At the end of last month, I did a posting in which I grumbled about the boringness of my immediate neighbourhood. To my surprise, the effect on my state of mind of getting these grumbles off my chest and onto this blog caused me immediately to start looking at my immediate neighbourhood with fresh eyes. In the posting linked to in the previous sentence, I displayed photos of things I am mostly pretty familiar with, like those big lumpy buildings on the other side of Victoria Street. But I have also found myself searching out oddities in my locality that I had not properly noticed before.

Oddities like these two statues:

I photoed the above photos just moments after photoing these photos.

This deer, with its big twiddly antlers, and this lion, chasing the deer, are to be seen in the north easterly of two triangles of vegetation in the vicinity of, or which together add up to, Grosvenor Gardens.

So, what on earth are they doing there? Who thought that such statues would make sense? Secret London explains:

In 1993, Jonathan Kenworthy, famed for his animal sculptures, was asked by the Duke and Duchess of Westminster to create this piece for a lake at Eaton Hall in Cheshire. A second casting was placed here in 2000 to mark the opening of the gardens to the people of Westminster.

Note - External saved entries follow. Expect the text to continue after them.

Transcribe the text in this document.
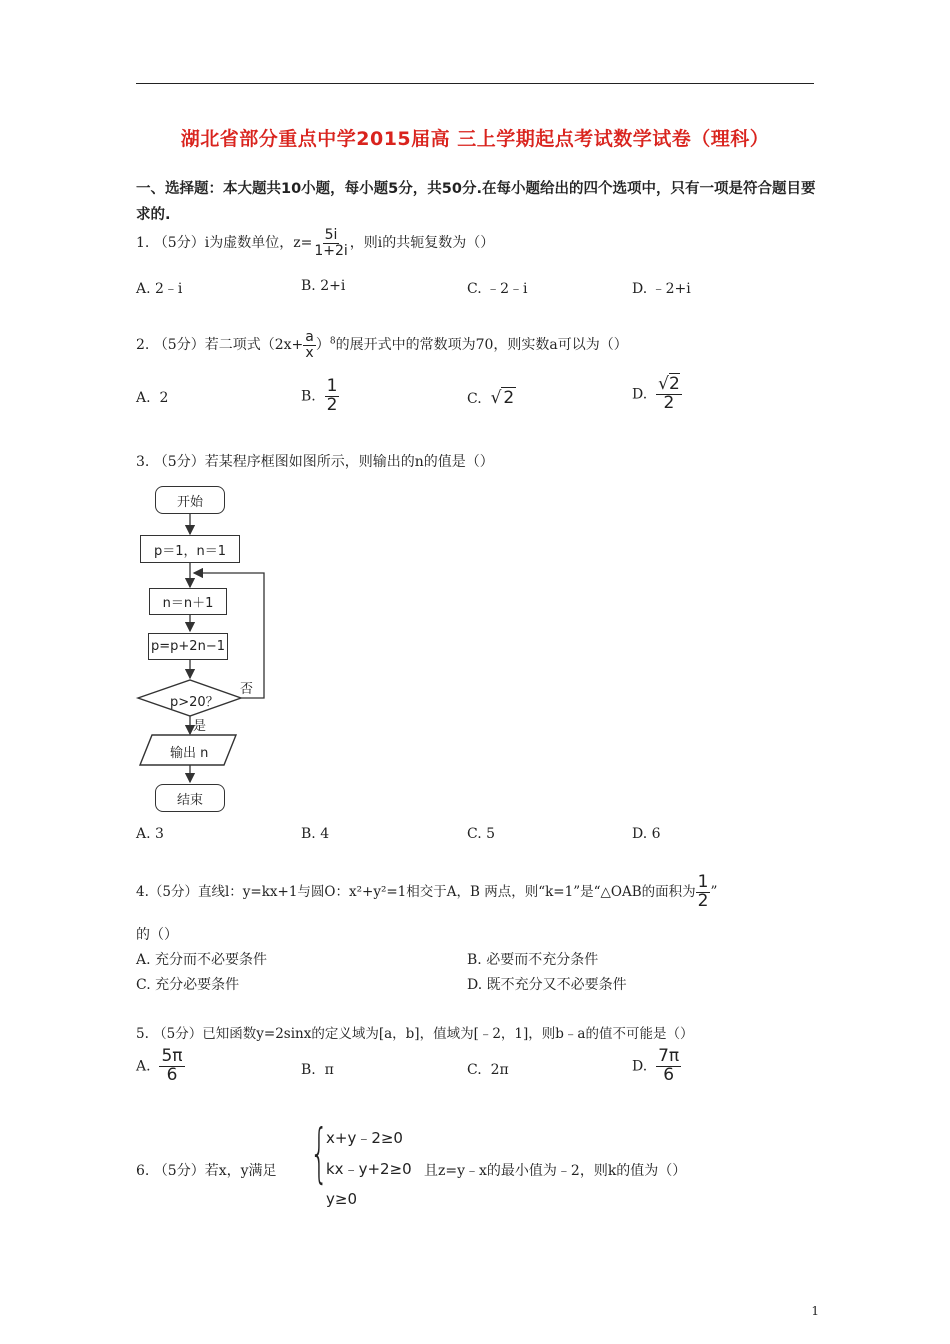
湖北省部分重点中学2015届高 三上学期起点考试数学试卷（理科）
一、选择题：本大题共10小题，每小题5分，共50分.在每小题给出的四个选项中，只有一项是符合题目要求的.
1. （5分）i为虚数单位，$z= \frac{5i}{1+2i}$ ，则i的共轭复数为（）
A. 2﹣i	B. 2+i	C. ﹣2﹣i	D. ﹣2+i
2. （5分）若二项式$(2x+ \frac{a}{x} )^8$的展开式中的常数项为70，则实数a可以为（）
A. 2	B. $\frac{1}{2}$	C. √ 2	D. $\frac{√2}{2}$
3. （5分）若某程序框图如图所示，则输出的n的值是（）
开始
p＝1，n＝1
n＝n＋1
p=p+2n−1
p>20？
否
是
输出 n
结束
A. 3	B. 4	C. 5	D. 6
4.（5分）直线l：y=kx+1与圆O：x²+y²=1相交于A，B 两点，则“k=1”是“△OAB的面积为 $\frac{1}{2}$ ”
的（）
A. 充分而不必要条件	B. 必要而不充分条件
C. 充分必要条件	D. 既不充分又不必要条件
5. （5分）已知函数y=2sinx的定义域为[a，b]，值域为[﹣2，1]，则b﹣a的值不可能是（）
A. $\frac{5\pi}{6}$	B. π	C. 2π	D. $\frac{7\pi}{6}$
6. （5分）若x，y满足 {
x+y﹣2≥0
kx﹣y+2≥0
y≥0
且z=y﹣x的最小值为﹣2，则k的值为（）
1
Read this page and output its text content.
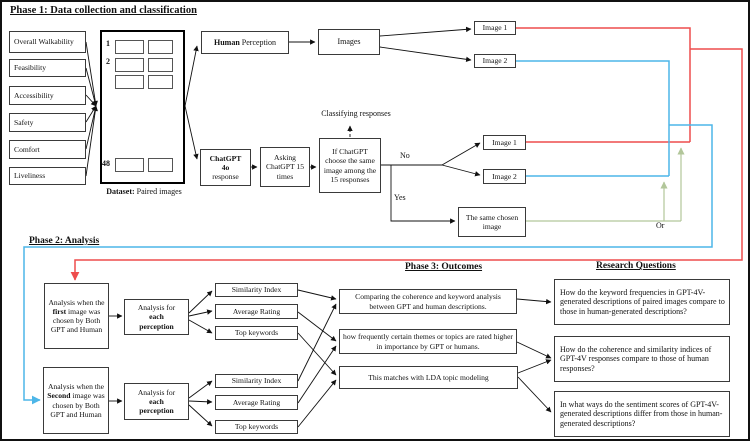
Phase 1: Data collection and classification
Overall Walkability
Feasibility
Accessibility
Safety
Comfort
Liveliness
1
2
48
Dataset: Paired images
Human Perception	Images
Image 1
Image 2
ChatGPT
4o
response
Asking ChatGPT 15 times
If ChatGPT choose the same image among the 15 responses
Classifying responses
No
Yes
Or
Image 1
Image 2
The same chosen image
Phase 2: Analysis
Analysis when the first image was chosen by Both GPT and Human
Analysis when the Second image was chosen by Both GPT and Human
Analysis for
each
perception
Analysis for
each
perception
Similarity Index
Average Rating
Top keywords
Similarity Index
Average Rating
Top keywords
Phase 3: Outcomes
Comparing the coherence and keyword analysis between GPT and human descriptions.
how frequently certain themes or topics are rated higher in importance by GPT or humans.
This matches with LDA topic modeling
Research Questions
How do the keyword frequencies in GPT-4V-generated descriptions of paired images compare to those in human-generated descriptions?
How do the coherence and similarity indices of GPT-4V responses compare to those of human responses?
In what ways do the sentiment scores of GPT-4V-generated descriptions differ from those in human-generated descriptions?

So there we are. A Duke thought it would be a shame to confine two decent and probably quite expensive bits of animal sculpture to Cheshire, and had further copies of them put in London. There was no logical connection between the bit of London he put them in and the sculptures, but he was a Duke and he owned the place, and he thought it a good notion to put these sculptures there, in Upper Grosvenor Gardens, so that was what happened. I mean, who was going to object?